Business graduate students have returned from China after biting into one of the world's fastest-growing economies.
The program, presented by the Kansas University School of Business, offered students a firsthand experience of business operation and strategy in China. Eleven students traveled to Beijing, Xi'an, and Shanghai to learn how different cultures and political and economical systems affected Chinese business. They visited government institutions and businesses operated by local and American companies during their two-week trip.
Tailan Chi, program director and associate professor of international business and strategy, said almost all large American companies have operations in China, including many Kansas companies.
"Business students are quite likely to have a chance to deal with China," Chi said. "The Chinese business environment is so different from the U.S. environment, so in order to operate effectively there, they need this kind of understanding."
Justin Lueger, Seneca graduate student, had studied Chinese business but said the trip emphasized what he had learned to the extreme. In one example in Beijing, he talked to a manager of Black & Veatch, a Kansas City, MO-based company.
Lueger said he was surprised many Chinese people spoke English. He said adapting to Chinese life and business environment was easier than he thought.
Lueger said the Chinese government played a different role in business from what the U.S. government did, but he saw it was changing.
"The government was considered to be socialist," Lueger said. "I saw no indication that was a socialist type of business environment."
T'Lane Briggeman, Pratt graduate student, said the trip helped her to learn the way to deal with culture shock.
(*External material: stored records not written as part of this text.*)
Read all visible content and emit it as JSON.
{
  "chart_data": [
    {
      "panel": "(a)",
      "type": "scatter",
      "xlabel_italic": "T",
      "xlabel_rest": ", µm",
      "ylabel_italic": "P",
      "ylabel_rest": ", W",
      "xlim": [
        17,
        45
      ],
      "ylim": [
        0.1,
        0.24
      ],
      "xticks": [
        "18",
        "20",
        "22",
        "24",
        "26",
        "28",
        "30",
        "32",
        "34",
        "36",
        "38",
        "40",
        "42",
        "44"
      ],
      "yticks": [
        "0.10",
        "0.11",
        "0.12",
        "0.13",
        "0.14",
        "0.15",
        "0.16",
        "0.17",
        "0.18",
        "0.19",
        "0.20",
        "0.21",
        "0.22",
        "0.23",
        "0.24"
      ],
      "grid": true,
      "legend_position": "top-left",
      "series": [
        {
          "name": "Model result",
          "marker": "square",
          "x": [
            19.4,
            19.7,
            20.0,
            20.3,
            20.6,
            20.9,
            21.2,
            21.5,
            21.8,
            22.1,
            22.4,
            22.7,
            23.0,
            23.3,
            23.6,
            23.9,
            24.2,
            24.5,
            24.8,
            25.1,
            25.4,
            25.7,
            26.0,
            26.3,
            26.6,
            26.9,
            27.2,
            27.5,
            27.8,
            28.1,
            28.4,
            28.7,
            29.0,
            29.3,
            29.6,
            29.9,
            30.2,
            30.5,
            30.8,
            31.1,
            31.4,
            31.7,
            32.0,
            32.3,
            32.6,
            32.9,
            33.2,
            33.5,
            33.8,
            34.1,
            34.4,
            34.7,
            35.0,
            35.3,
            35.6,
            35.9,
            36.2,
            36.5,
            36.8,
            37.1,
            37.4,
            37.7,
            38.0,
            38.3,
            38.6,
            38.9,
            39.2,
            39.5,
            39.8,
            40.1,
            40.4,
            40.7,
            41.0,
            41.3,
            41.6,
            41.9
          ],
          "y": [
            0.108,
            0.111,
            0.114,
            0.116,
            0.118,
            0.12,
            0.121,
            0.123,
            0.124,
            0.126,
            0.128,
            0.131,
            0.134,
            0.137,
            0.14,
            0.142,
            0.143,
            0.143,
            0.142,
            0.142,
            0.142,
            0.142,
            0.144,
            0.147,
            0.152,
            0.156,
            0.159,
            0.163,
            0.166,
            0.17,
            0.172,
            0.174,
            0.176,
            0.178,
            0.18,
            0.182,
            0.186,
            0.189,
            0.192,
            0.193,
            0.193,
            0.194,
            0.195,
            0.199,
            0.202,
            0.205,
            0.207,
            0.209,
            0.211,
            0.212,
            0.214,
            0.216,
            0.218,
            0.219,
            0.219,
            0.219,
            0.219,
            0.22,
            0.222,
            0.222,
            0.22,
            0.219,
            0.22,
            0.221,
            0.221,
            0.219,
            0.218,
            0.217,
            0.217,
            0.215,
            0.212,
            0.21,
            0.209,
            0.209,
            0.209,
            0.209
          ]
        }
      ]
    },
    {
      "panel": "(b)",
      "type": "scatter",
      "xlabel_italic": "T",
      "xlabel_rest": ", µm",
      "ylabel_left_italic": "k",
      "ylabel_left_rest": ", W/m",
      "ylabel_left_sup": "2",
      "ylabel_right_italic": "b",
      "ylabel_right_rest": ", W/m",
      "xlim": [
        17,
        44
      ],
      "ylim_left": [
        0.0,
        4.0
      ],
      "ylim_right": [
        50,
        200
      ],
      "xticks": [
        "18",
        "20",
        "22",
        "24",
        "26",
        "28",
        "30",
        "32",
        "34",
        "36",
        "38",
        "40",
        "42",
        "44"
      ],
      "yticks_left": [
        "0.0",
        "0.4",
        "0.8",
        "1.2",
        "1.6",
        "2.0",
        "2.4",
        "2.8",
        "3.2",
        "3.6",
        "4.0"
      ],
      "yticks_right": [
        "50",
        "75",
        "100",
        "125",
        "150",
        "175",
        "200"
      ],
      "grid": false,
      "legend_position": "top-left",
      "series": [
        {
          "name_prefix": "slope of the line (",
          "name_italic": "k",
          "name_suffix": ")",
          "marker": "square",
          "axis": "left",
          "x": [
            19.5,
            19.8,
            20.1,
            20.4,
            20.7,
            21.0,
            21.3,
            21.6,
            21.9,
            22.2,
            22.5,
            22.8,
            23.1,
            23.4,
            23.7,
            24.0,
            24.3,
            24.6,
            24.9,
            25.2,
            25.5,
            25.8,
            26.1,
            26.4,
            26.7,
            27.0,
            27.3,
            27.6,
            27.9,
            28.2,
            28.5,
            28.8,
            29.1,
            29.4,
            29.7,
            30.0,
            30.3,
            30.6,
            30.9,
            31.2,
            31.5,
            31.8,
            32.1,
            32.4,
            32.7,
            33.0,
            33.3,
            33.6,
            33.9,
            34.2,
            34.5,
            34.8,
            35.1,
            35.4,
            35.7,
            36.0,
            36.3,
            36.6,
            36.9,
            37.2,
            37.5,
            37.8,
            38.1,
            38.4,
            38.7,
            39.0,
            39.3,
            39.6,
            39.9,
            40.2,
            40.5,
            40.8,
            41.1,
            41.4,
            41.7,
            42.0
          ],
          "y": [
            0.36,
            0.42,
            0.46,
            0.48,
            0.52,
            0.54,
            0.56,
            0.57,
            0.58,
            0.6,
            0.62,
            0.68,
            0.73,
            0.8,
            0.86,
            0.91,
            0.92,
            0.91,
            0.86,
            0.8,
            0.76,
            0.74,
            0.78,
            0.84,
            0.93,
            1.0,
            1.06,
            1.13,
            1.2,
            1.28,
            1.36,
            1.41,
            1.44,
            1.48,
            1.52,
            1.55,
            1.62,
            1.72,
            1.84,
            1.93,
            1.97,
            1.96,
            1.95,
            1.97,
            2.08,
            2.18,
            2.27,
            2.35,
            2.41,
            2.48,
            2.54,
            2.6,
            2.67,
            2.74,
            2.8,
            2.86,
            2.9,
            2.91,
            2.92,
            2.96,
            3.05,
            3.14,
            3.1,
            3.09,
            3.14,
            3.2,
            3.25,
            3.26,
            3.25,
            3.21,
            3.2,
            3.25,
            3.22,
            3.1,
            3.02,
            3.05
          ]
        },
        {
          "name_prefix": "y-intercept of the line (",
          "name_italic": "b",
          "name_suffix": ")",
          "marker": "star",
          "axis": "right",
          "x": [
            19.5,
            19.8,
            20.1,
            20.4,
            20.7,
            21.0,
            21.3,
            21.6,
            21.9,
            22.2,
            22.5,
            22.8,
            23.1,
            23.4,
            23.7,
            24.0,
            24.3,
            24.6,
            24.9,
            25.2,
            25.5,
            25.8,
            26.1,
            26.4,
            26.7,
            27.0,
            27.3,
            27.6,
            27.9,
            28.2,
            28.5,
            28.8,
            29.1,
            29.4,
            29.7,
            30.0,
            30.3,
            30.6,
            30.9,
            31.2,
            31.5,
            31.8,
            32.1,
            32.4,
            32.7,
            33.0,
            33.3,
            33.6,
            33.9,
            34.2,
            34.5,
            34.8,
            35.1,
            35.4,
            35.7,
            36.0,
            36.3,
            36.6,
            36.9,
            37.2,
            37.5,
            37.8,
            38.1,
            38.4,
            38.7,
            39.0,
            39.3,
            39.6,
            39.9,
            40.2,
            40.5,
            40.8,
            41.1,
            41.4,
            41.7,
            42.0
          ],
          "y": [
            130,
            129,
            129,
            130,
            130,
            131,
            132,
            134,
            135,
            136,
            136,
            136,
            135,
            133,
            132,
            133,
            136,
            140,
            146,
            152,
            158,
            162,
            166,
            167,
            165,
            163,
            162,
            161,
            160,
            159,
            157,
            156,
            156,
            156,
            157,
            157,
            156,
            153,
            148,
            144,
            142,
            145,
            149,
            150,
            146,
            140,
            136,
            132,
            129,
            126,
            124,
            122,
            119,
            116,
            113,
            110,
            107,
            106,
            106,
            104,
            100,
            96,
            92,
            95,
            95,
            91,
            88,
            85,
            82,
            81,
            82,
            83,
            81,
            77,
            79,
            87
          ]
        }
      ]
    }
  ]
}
She also said it opened up more options for her potential career.
"Having an accounting career, the opportunity to work abroad in whatever country for two to three years is always available to you, but I probably never would've considered working in China," Briggeman said. "It opened my eyes to something I wouldn't have considered."
Chi accompanied students for the program. He said students also learned different business etiquette. For example, Chinese people usually use formal titles or last names with Mr. or Ms. when addressing each other, unlike the more casual style in America.